La filière foie gras se remplume
Le secteur du foie gras retrouve l’optimisme avec le retour d’une offre sanitairement maîtrisée et la montée en gamme des produits finis. Mais l’influenza aviaire a grippé sa balance commerciale.
Le secteur du foie gras retrouve l’optimisme avec le retour d’une offre sanitairement maîtrisée et la montée en gamme des produits finis. Mais l’influenza aviaire a grippé sa balance commerciale.
Cela faisait longtemps que les responsables de l’interprofession du foie gras (Cifog) n’avaient affiché un tel moral, soulagés après avoir eu peur de disparaître. Organisée fin mars pour le bilan commercial de la saison festive, la conférence de presse du Cifog a permis de se féliciter du succès d’une campagne de vaccination des canards bien menée, grâce à l’engagement de toutes les parties prenantes.
Avec seulement dix foyers sur la saison (dont une minorité en canards et aucun cas dans le Sud-Ouest), contre 400 l’année précédente au même moment, les espoirs fondés sur la prévention vaccinale se sont concrétisés. Pour autant, l’ingénieure du Cifog Marie Laborde n’a pas mis ce succès au seul crédit du vaccin. Cette saison hivernale, les virus influenza ont été moins agressifs en Europe et la biosécurité doit rester de mise. La seconde campagne de vaccination est plus que jamais d’actualité pour conforter la relance de la production, même s’il reste encore à savoir à quel niveau les pouvoirs publics reconduiront leur participation.
Retour de la confiance et rebond de la production
L’absence de foyers a permis aux opérateurs de faire normalement leur métier, à commencer par les éleveurs. Selon le Cifog, les abattages ont remonté de 21 % pour atteindre 20 millions de canards sur 2023, après le trou à 16,6 millions en 2022. Il est fort probable que le volume 2 024 sera meilleur, dans la mesure où les abatteurs-transformateurs ont besoin de reconstituer des stocks. Le président Éric Dumas espère « une montée en puissance prudente, avec un objectif d’environ 25 millions de canards en 2024".
La pénurie s’est traduite par une baisse de l’offre sur le marché français et par une montée en gamme qu’a détaillé Marie Pierre Pé, directrice du Cifog. Au final, comme sur l’ensemble des produits festifs, les volumes commercialisés ont chuté de 10,7 % par rapport à 2022. En revanche, c’est la stabilité en valeur (+0,2 %). « Malgré le contexte anxiogène et inflationniste, les Français n’ont pas tourné le dos au foie gras », souligne la directrice, mais en accentuant leurs achats de dernière minute (35,9 % des ventes sur la semaine de Noël).
Plus d’importation et moins d’exportation
Le déficit de matière première s’est aussi fait sentir sur la balance commerciale, devenue déficitaire pour la première fois à -3,5 millions d’euros (+56,7 M€ en 2015). Pour alimenter le marché français, les transformateurs ont beaucoup plus importé de préparations (+112 % en volume), essentiellement bulgares, et de foies d’oie (+39 % en volume), essentiellement hongrois, qu’ils ont payé plus cher qu’en 2022. La valeur des importations a progressé de 28 %, alors que celle des exportations n’a pris que + 12 %. L’export a reculé en volume vers l’UE à 27, qui pèse 53 % des foies crus et 75 % des préparations, mais s’est accru en valeur. Vers les pays tiers, le commerce a rebondi sur le foie cru de 81 % en volume (+324 t) mais il a reculé de 10 % sur les préparations (-38 t).
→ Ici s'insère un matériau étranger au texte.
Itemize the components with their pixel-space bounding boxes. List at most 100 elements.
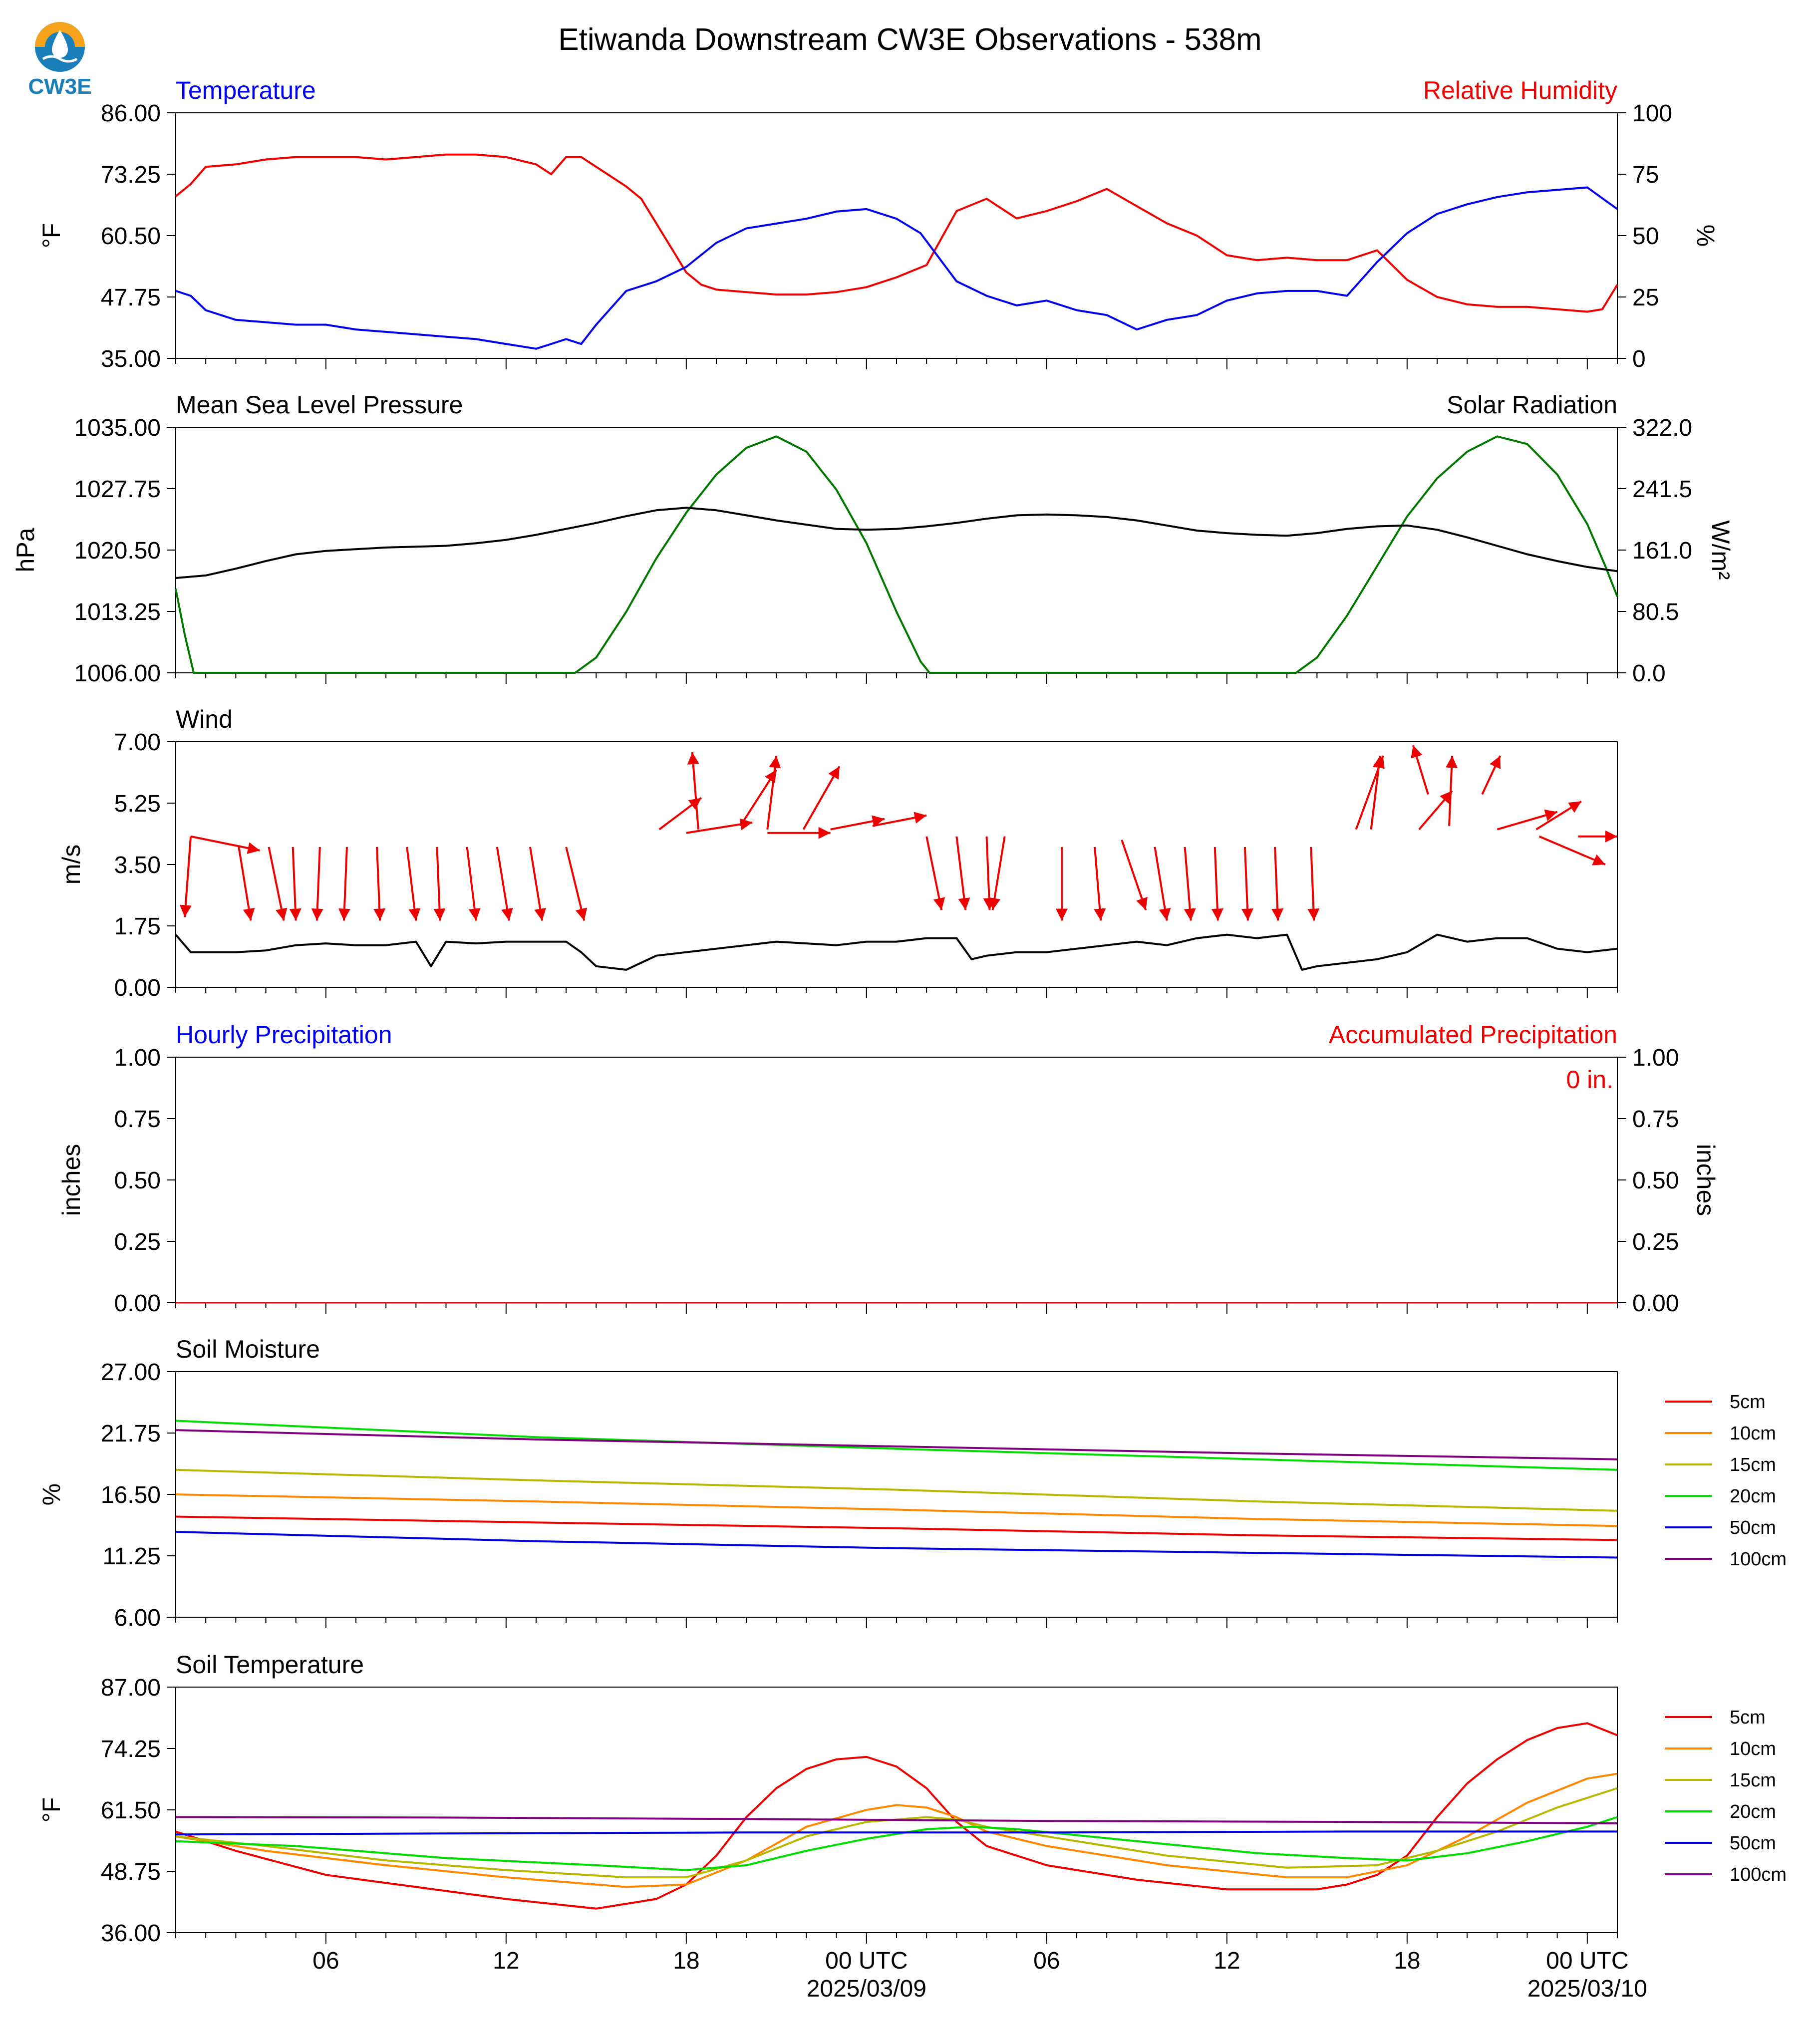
wind-barb-arrow: [1497, 809, 1558, 831]
y2-tick-label: 0.75: [1632, 1106, 1679, 1133]
wind-barb-arrow: [739, 769, 778, 827]
legend-label-20cm: 20cm: [1730, 1486, 1776, 1507]
panel-title-left: Temperature: [176, 76, 316, 104]
soil-temperature-line-20cm: [175, 1816, 1618, 1871]
y-axis-label: m/s: [57, 845, 85, 885]
logo-text: CW3E: [28, 74, 91, 99]
panel-title-left: Hourly Precipitation: [176, 1021, 392, 1049]
wind-speed-line: [175, 933, 1618, 971]
y-tick-label: 47.75: [101, 285, 161, 311]
y-tick-label: 21.75: [101, 1421, 161, 1447]
wind-barb-arrow: [238, 847, 255, 921]
wind-barb-arrow: [406, 847, 421, 921]
y-tick-label: 6.00: [114, 1605, 161, 1631]
wind-barb-arrow: [565, 847, 588, 921]
wind-barb-arrow: [1418, 790, 1453, 831]
y-tick-label: 27.00: [101, 1359, 161, 1386]
soil-temperature-line-50cm: [175, 1830, 1617, 1836]
y-tick-label: 5.25: [114, 791, 161, 817]
wind-barb-arrow: [1121, 840, 1148, 911]
solar-radiation-line: [175, 435, 1618, 674]
wind-barb-arrow: [496, 847, 513, 921]
wind-barb-arrow: [925, 836, 945, 910]
y2-tick-label: 80.5: [1632, 599, 1679, 625]
y-tick-label: 73.25: [101, 162, 161, 188]
panel-title-left: Soil Moisture: [176, 1335, 320, 1363]
wind-barb-arrow: [872, 812, 927, 827]
x-tick-label: 18: [673, 1948, 699, 1974]
y-tick-label: 1035.00: [74, 415, 161, 441]
wind-barb-arrow: [687, 752, 699, 830]
panel-title-left: Soil Temperature: [176, 1651, 364, 1679]
wind-barb-arrow: [1211, 847, 1223, 921]
y2-axis-label: %: [1692, 225, 1720, 247]
legend-label-50cm: 50cm: [1730, 1517, 1776, 1538]
y-tick-label: 0.25: [114, 1229, 161, 1255]
y2-tick-label: 50: [1632, 223, 1659, 250]
figure-title: Etiwanda Downstream CW3E Observations - …: [558, 22, 1261, 57]
soil-temperature-line-100cm: [175, 1816, 1618, 1824]
y-tick-label: 36.00: [101, 1920, 161, 1947]
panel-wind: Wind 0.00 1.75 3.50 5.25 7.00 m/s: [57, 705, 1618, 1001]
y-tick-label: 74.25: [101, 1736, 161, 1762]
y2-tick-label: 241.5: [1632, 476, 1692, 503]
rh-line: [175, 153, 1618, 313]
wind-barb-arrow: [311, 847, 323, 921]
wind-barb-arrow: [1241, 847, 1253, 921]
wind-barb-arrow: [1271, 847, 1284, 921]
y2-tick-label: 0.00: [1632, 1290, 1679, 1317]
wind-barb-arrow: [529, 847, 547, 921]
wind-barb-arrow: [988, 836, 1006, 910]
wind-barb-arrow: [766, 755, 781, 830]
soil-moisture-line-10cm: [175, 1493, 1618, 1527]
wind-barb-arrow: [1538, 835, 1606, 866]
legend-label-10cm: 10cm: [1730, 1423, 1776, 1444]
soil-moisture-line-5cm: [175, 1515, 1618, 1541]
y2-tick-label: 0.0: [1632, 660, 1666, 687]
legend-label-50cm: 50cm: [1730, 1833, 1776, 1854]
soil-moisture-line-15cm: [175, 1468, 1618, 1512]
y2-tick-label: 1.00: [1632, 1045, 1679, 1071]
y-axis-label: inches: [57, 1144, 85, 1216]
panel-soil_temperature: Soil Temperature 36.00 48.75 61.50 74.25 87.0…: [37, 1651, 1618, 1947]
y-tick-label: 1.75: [114, 913, 161, 940]
wind-barb-arrow: [1535, 800, 1582, 831]
y-tick-label: 0.50: [114, 1167, 161, 1194]
panel-title-left: Wind: [176, 705, 233, 733]
wind-barb-arrow: [1446, 756, 1458, 826]
y-tick-label: 0.00: [114, 1290, 161, 1317]
panel-title-right: Relative Humidity: [1423, 76, 1617, 104]
wind-barb-arrow: [830, 815, 885, 831]
legend-label-15cm: 15cm: [1730, 1454, 1776, 1475]
wind-barb-arrow: [802, 766, 841, 830]
soil-moisture-line-20cm: [175, 1420, 1618, 1471]
y-axis-label: °F: [37, 1797, 65, 1823]
y2-tick-label: 0: [1632, 346, 1646, 372]
panel-soil_moisture: Soil Moisture 6.00 11.25 16.50 21.75 27.00%: [37, 1335, 1618, 1631]
y-tick-label: 60.50: [101, 223, 161, 250]
panel-title-right: Solar Radiation: [1447, 391, 1617, 419]
y2-tick-label: 75: [1632, 162, 1659, 188]
x-tick-label: 06: [1033, 1948, 1060, 1974]
y2-axis-label: W/m²: [1707, 520, 1735, 579]
wind-barb-arrow: [466, 847, 481, 921]
x-tick-label: 00 UTC: [825, 1948, 908, 1974]
wind-barb-arrow: [433, 847, 446, 921]
x-tick-date-label: 2025/03/10: [1527, 1976, 1647, 2002]
precip-total-annotation: 0 in.: [1566, 1066, 1613, 1094]
wind-barb-arrow: [289, 847, 302, 921]
wind-barb-arrow: [373, 847, 386, 921]
wind-barb-arrow: [1307, 847, 1320, 921]
legend-label-5cm: 5cm: [1730, 1392, 1766, 1413]
legend-label-10cm: 10cm: [1730, 1738, 1776, 1759]
y-tick-label: 86.00: [101, 100, 161, 127]
y2-tick-label: 0.50: [1632, 1167, 1679, 1194]
panel-temp_rh: Temperature Relative Humidity 35.00 47.75 60…: [37, 76, 1720, 372]
y-tick-label: 16.50: [101, 1482, 161, 1508]
y-axis-label: hPa: [11, 528, 39, 572]
y-tick-label: 1.00: [114, 1045, 161, 1071]
y2-tick-label: 0.25: [1632, 1229, 1679, 1255]
legend-label-15cm: 15cm: [1730, 1770, 1776, 1791]
wind-barb-arrow: [1094, 847, 1106, 921]
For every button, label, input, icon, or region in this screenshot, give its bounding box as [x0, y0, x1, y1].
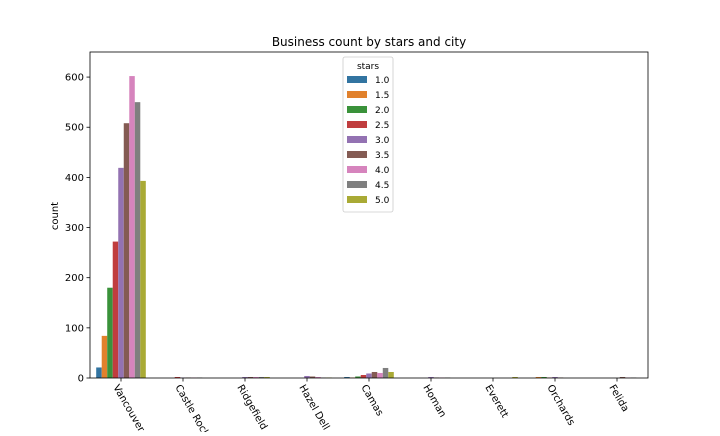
x-tick-label: Homan: [420, 383, 447, 420]
x-tick-label: Ridgefield: [234, 383, 269, 432]
chart-title: Business count by stars and city: [272, 35, 466, 49]
bar: [377, 372, 383, 378]
y-tick-label: 0: [78, 374, 84, 385]
x-tick-label: Felida: [606, 383, 630, 414]
legend-title: stars: [357, 62, 379, 72]
y-axis-label: count: [50, 202, 61, 230]
bar: [264, 376, 270, 378]
bar: [382, 367, 389, 378]
y-tick-label: 500: [65, 123, 84, 134]
bar: [344, 376, 350, 378]
bar: [355, 376, 361, 378]
legend-swatch: [347, 196, 367, 203]
bar: [512, 376, 518, 378]
legend-label: 2.5: [375, 121, 389, 131]
bar: [134, 102, 141, 379]
plot-frame: [89, 51, 649, 379]
bar: [242, 376, 248, 378]
bar: [112, 241, 119, 378]
bar: [129, 76, 135, 378]
bar: [174, 376, 181, 378]
x-tick-label: Vancouver: [110, 383, 146, 432]
x-axis: Vancouver Castle Rock Ridgefield Hazel Dell…: [110, 378, 631, 436]
legend-swatch: [347, 106, 367, 113]
bar: [371, 371, 378, 378]
bar: [123, 123, 130, 378]
legend-swatch: [347, 136, 367, 143]
bar: [388, 371, 394, 378]
bar: [535, 376, 542, 378]
bar: [101, 335, 108, 378]
x-tick-label: Castle Rock: [172, 383, 211, 432]
bar: [247, 376, 254, 378]
legend-label: 1.0: [375, 76, 390, 86]
legend-label: 3.5: [375, 151, 389, 161]
bar: [118, 167, 124, 378]
x-tick-label: Hazel Dell: [296, 383, 331, 432]
y-tick-label: 400: [65, 173, 84, 184]
bar: [253, 376, 259, 378]
bar: [428, 376, 434, 378]
legend: stars 1.0 1.5 2.0 2.5 3.0 3.5 4.0 4.5 5.0: [342, 56, 394, 213]
legend-swatch: [347, 76, 367, 83]
y-tick-label: 100: [65, 323, 84, 334]
legend-label: 1.5: [375, 91, 389, 101]
legend-swatch: [347, 91, 367, 98]
legend-swatch: [347, 121, 367, 128]
legend-swatch: [347, 181, 367, 188]
legend-swatch: [347, 166, 367, 173]
bar: [304, 375, 310, 378]
bar: [107, 287, 113, 378]
bar: [552, 376, 558, 378]
legend-label: 3.0: [375, 136, 390, 146]
legend-swatch: [347, 151, 367, 158]
bar: [309, 376, 316, 378]
legend-label: 2.0: [375, 106, 390, 116]
bar: [315, 376, 321, 378]
bar: [360, 374, 367, 378]
legend-label: 4.5: [375, 181, 389, 191]
bar: [140, 180, 146, 378]
bar: [541, 376, 547, 378]
legend-label: 4.0: [375, 166, 390, 176]
y-tick-label: 600: [65, 73, 84, 84]
x-tick-label: Camas: [358, 383, 385, 418]
bar: [366, 373, 372, 378]
x-tick-label: Orchards: [544, 383, 576, 428]
y-tick-label: 200: [65, 273, 84, 284]
bar: [619, 376, 626, 378]
bar: [258, 376, 265, 378]
y-tick-label: 300: [65, 223, 84, 234]
bar: [96, 367, 102, 378]
y-axis: 0 100 200 300 400 500 600: [65, 73, 90, 385]
legend-label: 5.0: [375, 196, 390, 206]
x-tick-label: Everett: [482, 383, 510, 420]
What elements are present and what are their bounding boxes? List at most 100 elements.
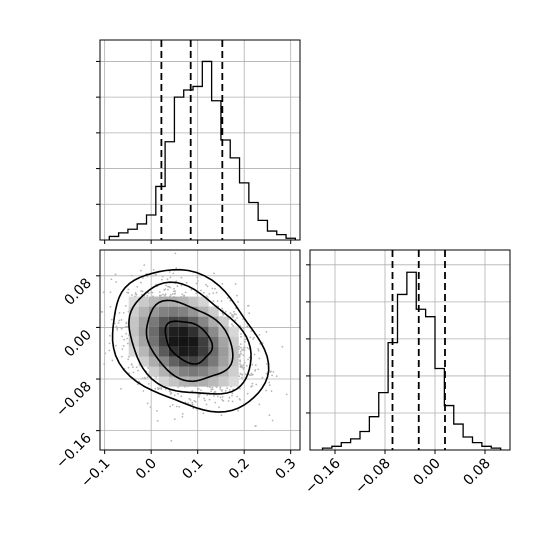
scatter-point xyxy=(268,381,271,384)
scatter-point xyxy=(174,293,176,295)
scatter-point xyxy=(115,344,117,347)
density-bin xyxy=(188,296,199,307)
scatter-point xyxy=(228,389,231,391)
scatter-point xyxy=(132,371,135,374)
scatter-point xyxy=(164,388,167,390)
scatter-point xyxy=(234,283,237,285)
scatter-point xyxy=(231,400,234,403)
scatter-point xyxy=(220,414,223,417)
scatter-point xyxy=(120,327,123,330)
density-bin xyxy=(138,296,149,307)
density-bin xyxy=(188,356,199,367)
density-bin xyxy=(178,306,189,317)
scatter-point xyxy=(108,342,111,345)
scatter-point xyxy=(222,313,225,316)
scatter-point xyxy=(257,348,259,350)
scatter-point xyxy=(167,285,170,288)
density-bin xyxy=(158,326,169,337)
scatter-point xyxy=(243,349,246,352)
density-bin xyxy=(178,336,189,347)
scatter-point xyxy=(238,398,241,400)
scatter-point xyxy=(246,325,249,328)
y-tick-label: 0.08 xyxy=(61,275,94,308)
scatter-point xyxy=(198,396,200,398)
scatter-point xyxy=(152,269,155,271)
density-bin xyxy=(158,356,169,367)
scatter-point xyxy=(135,366,138,369)
density-bin xyxy=(218,336,229,347)
scatter-point xyxy=(211,287,214,290)
scatter-point xyxy=(104,352,107,355)
scatter-point xyxy=(240,373,243,375)
density-bin xyxy=(148,356,159,367)
scatter-point xyxy=(214,401,217,404)
density-bin xyxy=(148,296,159,307)
scatter-point xyxy=(184,291,187,294)
scatter-point xyxy=(210,388,213,391)
scatter-point xyxy=(242,368,245,371)
density-bin xyxy=(138,346,149,357)
scatter-point xyxy=(229,299,232,302)
scatter-point xyxy=(161,275,164,278)
density-bin xyxy=(178,296,189,307)
density-bin xyxy=(168,336,179,347)
scatter-point xyxy=(240,364,243,367)
scatter-point xyxy=(124,325,127,328)
scatter-point xyxy=(146,275,149,278)
density-bin xyxy=(198,306,209,317)
scatter-point xyxy=(147,292,150,295)
scatter-point xyxy=(109,305,112,308)
density-bin xyxy=(188,326,199,337)
scatter-point xyxy=(123,338,126,341)
scatter-point xyxy=(172,272,175,275)
scatter-point xyxy=(170,293,172,296)
scatter-point xyxy=(173,394,176,397)
density-bin xyxy=(158,316,169,327)
scatter-point xyxy=(211,388,214,391)
scatter-point xyxy=(143,376,146,379)
scatter-point xyxy=(265,372,268,375)
scatter-point xyxy=(174,252,177,255)
scatter-point xyxy=(146,402,149,405)
density-bin xyxy=(188,336,199,347)
scatter-point xyxy=(189,399,192,401)
scatter-point xyxy=(109,291,112,294)
scatter-point xyxy=(156,410,158,412)
contour-line xyxy=(145,299,234,383)
scatter-point xyxy=(170,440,173,442)
scatter-point xyxy=(250,372,253,375)
x-tick-label: 0.08 xyxy=(460,456,493,489)
scatter-point xyxy=(231,394,233,397)
x-tick-label: 0.3 xyxy=(272,456,299,483)
scatter-point xyxy=(191,401,194,404)
scatter-point xyxy=(253,353,256,356)
scatter-point xyxy=(171,293,174,295)
histogram-y-frame xyxy=(309,249,511,451)
scatter-point xyxy=(257,368,260,371)
scatter-point xyxy=(160,294,162,297)
x-tick-label: 0.2 xyxy=(226,456,253,483)
scatter-point xyxy=(202,412,205,415)
scatter-point xyxy=(192,407,195,410)
scatter-point xyxy=(224,310,227,313)
scatter-point xyxy=(166,278,169,281)
density-bin xyxy=(168,326,179,337)
scatter-point xyxy=(212,300,215,303)
scatter-point xyxy=(163,289,166,291)
scatter-point xyxy=(124,305,127,307)
density-bin xyxy=(218,376,229,387)
scatter-point xyxy=(185,281,188,284)
scatter-point xyxy=(127,288,130,291)
density-bin xyxy=(188,366,199,377)
scatter-point xyxy=(205,403,208,406)
density-bin xyxy=(208,356,219,367)
density-bin xyxy=(138,306,149,317)
scatter-point xyxy=(240,333,242,335)
scatter-point xyxy=(149,406,152,408)
contour-line xyxy=(128,281,252,395)
density-bin xyxy=(208,376,219,387)
density-bin xyxy=(128,296,139,307)
density-bin xyxy=(188,346,199,357)
density-bin xyxy=(198,316,209,327)
scatter-point xyxy=(134,292,137,294)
Après les interdictions de certains pays tiers liées à la perte du statut « indemne d’influenza » succèdent des blocages plus récents liés à la vaccination, comme au Japon et au Canada alignés sur les USA. « Début mars, le Royaume-Uni a décidé de ne plus importer de produits issus de canards vaccinés », a indiqué l’ingénieure du Cifog. L’impact économique sera relatif, car en 2023 le Japon n’a importé que 80 t de foies gras et préparations et le Royaume Uni 33 t, soit 4 % des exports totaux.
Mais la portée est symbolique et il reste à convaincre les pays sceptiques. "Le succès de la vaccination sera vraiment réel quand on aura réussi à faire accepter ce process pour nos pays clients, reconnaît Marie-Pierre Pé qui ne baisse pas les bras : Il faut attendre. Nous avons un plan de surveillance extrêmement draconien. Ceci va permettre de rassurer petit à petit."